Jean Aholou : Le Ravip jette les balises pour le développement durable du Bénin

Jean Aholou Président du Comité technique de Pilotage du Ravip

 ( Interview de Jean Aholou, Président du Comité technique de Pilotage du Ravip )

Depuis le 1er novembre 2017, le recensement Administratif à Vocation d’Identification de la Population est entré dans sa phase active. Nombre de Béninois continuent de s’interroger sur la finalité de l’opération. M. Jean Aholou, juriste, spécialiste en droit public, président du comité technique de pilotage, répond à certaines investigations.

La Croix du Bénin : Dites-nous concrètement, ce que c’est que le Ravip ?

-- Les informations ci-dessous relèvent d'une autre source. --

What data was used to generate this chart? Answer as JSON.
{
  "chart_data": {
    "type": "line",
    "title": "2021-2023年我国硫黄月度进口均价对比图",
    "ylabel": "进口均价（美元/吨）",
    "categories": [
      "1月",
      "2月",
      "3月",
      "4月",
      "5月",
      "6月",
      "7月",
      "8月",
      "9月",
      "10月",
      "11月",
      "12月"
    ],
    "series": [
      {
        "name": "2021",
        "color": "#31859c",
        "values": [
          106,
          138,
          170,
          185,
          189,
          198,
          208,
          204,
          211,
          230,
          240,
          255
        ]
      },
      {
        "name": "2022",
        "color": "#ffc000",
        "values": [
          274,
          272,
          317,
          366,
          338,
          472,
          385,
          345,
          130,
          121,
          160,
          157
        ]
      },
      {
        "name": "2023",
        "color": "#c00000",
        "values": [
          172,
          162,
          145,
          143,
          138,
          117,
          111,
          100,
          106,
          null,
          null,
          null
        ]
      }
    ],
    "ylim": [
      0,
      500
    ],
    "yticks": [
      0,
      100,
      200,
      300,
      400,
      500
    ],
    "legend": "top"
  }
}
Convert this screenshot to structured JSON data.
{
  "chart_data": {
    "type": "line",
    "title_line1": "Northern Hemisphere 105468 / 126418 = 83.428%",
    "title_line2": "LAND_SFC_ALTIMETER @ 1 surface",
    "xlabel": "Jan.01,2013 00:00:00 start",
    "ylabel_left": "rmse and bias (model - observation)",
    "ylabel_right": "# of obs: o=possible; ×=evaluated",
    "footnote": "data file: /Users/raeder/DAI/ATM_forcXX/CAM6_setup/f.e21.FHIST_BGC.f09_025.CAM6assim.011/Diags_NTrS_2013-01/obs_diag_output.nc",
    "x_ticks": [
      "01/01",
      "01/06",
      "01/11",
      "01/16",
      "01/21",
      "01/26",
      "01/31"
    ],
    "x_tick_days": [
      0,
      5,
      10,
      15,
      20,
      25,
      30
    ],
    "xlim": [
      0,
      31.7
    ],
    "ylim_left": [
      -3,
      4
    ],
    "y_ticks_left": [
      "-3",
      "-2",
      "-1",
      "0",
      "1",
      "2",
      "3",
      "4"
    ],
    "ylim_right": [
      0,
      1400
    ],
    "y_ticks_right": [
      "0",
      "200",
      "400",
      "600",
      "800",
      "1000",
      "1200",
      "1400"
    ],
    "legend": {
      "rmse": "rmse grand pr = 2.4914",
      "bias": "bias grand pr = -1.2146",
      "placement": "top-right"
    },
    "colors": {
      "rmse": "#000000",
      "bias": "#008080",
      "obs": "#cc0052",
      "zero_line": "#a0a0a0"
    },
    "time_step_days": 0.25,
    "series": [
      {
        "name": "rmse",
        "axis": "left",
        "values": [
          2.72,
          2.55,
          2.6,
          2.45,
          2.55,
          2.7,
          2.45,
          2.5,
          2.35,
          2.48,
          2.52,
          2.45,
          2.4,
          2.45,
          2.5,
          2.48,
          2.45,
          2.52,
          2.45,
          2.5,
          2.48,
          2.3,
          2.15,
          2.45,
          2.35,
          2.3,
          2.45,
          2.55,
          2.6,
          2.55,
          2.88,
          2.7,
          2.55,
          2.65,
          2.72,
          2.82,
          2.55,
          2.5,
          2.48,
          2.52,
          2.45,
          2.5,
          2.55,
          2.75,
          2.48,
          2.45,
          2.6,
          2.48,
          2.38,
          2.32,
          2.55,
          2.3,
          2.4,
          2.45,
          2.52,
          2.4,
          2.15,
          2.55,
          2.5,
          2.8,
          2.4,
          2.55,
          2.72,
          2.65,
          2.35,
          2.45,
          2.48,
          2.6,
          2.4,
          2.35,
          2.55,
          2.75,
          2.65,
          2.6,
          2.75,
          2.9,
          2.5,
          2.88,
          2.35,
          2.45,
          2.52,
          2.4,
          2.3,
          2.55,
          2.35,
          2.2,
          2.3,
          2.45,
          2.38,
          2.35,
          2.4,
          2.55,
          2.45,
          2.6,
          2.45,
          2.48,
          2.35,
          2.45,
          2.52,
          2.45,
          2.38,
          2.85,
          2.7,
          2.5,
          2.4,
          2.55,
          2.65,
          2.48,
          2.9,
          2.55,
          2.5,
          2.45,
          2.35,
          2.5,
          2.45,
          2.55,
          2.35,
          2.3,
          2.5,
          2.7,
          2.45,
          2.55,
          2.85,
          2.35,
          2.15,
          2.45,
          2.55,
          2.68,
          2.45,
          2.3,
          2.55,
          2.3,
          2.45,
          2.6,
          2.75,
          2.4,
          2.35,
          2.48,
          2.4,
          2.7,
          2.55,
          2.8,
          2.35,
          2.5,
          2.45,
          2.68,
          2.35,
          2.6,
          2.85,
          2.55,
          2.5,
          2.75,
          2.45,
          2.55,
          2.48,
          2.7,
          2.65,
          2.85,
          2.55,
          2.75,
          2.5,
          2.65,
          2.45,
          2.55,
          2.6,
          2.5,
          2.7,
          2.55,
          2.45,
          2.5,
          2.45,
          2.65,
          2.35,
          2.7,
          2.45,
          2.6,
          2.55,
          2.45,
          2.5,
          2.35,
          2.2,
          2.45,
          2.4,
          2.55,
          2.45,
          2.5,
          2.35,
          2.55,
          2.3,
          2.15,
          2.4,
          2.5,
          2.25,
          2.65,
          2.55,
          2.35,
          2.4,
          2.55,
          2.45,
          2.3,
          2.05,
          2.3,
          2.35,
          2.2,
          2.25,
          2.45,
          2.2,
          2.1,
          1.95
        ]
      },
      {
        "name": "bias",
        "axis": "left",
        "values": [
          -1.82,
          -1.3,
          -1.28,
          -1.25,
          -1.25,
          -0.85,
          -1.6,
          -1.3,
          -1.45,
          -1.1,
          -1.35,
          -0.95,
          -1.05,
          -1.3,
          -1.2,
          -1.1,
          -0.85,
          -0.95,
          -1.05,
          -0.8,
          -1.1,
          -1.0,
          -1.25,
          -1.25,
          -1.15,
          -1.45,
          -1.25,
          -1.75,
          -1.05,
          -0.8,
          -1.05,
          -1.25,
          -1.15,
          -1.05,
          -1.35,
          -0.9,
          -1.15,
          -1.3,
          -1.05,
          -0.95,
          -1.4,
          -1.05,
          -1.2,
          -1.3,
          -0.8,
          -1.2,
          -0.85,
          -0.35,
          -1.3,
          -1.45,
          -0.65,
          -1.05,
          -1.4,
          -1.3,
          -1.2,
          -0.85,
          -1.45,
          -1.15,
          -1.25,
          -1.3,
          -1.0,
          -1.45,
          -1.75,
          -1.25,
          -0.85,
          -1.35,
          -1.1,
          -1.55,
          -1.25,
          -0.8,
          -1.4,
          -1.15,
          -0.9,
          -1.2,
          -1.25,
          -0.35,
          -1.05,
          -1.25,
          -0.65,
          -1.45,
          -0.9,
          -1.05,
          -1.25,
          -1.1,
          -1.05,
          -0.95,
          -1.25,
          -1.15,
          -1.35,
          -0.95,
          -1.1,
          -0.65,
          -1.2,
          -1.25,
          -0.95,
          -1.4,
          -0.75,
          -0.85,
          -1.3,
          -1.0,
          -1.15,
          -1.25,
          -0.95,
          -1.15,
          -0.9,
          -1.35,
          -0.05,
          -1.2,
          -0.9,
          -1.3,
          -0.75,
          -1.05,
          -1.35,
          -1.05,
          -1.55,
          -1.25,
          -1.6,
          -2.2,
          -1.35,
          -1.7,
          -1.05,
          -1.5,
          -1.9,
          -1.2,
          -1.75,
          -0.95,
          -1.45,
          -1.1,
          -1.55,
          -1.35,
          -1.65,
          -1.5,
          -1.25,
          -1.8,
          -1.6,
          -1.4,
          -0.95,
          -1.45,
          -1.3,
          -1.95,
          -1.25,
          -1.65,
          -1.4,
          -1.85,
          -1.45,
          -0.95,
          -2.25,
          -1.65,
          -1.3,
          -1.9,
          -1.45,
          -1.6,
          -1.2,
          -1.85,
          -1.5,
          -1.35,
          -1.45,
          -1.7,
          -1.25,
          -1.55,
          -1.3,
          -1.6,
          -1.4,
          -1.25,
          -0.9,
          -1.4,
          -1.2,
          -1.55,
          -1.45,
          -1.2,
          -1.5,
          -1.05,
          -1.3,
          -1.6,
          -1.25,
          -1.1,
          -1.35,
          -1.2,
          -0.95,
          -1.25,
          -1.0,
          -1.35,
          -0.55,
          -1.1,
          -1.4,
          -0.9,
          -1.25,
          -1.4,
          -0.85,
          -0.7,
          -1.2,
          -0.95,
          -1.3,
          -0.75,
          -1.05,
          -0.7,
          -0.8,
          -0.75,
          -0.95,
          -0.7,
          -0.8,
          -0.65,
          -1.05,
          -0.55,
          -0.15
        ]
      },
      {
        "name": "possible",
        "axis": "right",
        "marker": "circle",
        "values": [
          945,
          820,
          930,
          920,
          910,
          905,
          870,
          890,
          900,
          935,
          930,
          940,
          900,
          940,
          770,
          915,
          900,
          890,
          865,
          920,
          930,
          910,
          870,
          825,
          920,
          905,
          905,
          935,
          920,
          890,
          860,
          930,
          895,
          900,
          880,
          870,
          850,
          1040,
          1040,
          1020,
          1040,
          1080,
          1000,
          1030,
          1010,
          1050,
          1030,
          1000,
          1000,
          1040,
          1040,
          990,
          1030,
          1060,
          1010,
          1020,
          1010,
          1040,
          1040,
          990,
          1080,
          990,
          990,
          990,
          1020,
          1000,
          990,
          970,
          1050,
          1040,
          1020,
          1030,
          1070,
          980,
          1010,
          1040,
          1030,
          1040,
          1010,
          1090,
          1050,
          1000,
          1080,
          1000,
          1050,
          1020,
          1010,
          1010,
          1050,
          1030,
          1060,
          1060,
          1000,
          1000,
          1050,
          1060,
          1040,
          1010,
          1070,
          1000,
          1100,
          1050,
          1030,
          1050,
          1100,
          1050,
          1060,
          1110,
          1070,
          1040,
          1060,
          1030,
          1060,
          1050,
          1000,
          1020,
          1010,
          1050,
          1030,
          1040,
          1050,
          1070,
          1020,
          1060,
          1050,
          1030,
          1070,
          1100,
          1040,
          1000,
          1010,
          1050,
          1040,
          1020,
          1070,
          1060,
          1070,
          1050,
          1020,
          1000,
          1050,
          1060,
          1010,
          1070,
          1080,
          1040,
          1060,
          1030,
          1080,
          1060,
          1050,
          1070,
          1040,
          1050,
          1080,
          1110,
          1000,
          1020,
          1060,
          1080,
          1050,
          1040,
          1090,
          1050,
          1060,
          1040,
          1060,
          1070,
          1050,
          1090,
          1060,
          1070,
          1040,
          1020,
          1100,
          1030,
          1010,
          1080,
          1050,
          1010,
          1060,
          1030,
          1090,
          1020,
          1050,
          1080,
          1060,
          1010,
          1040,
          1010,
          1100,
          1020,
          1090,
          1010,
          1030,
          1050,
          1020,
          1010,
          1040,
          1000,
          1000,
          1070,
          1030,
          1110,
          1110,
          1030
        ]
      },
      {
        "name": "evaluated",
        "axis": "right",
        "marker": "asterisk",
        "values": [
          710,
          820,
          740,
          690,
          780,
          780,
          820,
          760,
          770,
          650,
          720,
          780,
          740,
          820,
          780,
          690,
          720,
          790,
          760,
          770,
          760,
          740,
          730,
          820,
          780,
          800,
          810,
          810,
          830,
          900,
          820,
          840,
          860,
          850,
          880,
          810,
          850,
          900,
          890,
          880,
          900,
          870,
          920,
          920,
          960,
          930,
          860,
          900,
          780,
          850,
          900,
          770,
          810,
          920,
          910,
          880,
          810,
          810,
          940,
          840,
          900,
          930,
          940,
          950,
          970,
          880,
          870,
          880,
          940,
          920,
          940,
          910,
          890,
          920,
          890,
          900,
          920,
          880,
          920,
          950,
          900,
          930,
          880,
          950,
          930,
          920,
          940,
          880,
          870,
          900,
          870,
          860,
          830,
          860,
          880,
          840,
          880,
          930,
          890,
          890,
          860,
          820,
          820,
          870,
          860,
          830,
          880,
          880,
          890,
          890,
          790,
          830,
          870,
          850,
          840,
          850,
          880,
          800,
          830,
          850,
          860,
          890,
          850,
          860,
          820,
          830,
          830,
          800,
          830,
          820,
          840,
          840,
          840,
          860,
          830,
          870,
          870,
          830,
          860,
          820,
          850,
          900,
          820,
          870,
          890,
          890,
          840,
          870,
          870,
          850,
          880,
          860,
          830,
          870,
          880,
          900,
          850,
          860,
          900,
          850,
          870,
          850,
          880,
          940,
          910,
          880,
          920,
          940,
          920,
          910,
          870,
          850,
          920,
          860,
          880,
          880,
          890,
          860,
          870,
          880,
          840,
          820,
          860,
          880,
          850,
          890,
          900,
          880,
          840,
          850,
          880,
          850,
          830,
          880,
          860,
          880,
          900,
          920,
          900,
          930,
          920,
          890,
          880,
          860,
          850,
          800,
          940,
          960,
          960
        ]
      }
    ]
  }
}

Jean Aholou : Merci pour cette question. Le Ravip, Recensement Administratif à Vocation d’Identification de la Population comme son intitulé l’indique, est un recensement initial de la population visant la constitution d’un fichier national centralisé et informatisé de l’identité de l’ensemble des béninois. Il s’agit en termes simples, de procéder à une identification certaine de la population à partir d’informations nominatives, personnelles et biométriques au moyen de technologies appropriées. En un mot le Ravip est la forme la plus avancée des recensements connus par le Bénin jusqu’à ce jour.

Nous avons appris que le Ravip est l’un des projets phares pour booster le développement du pays et est prioritaire au Programme d’Actions du Gouvernement. Pourquoi avoir retenu ce projet comme un projet phare pour amorcer le développement du Bénin ?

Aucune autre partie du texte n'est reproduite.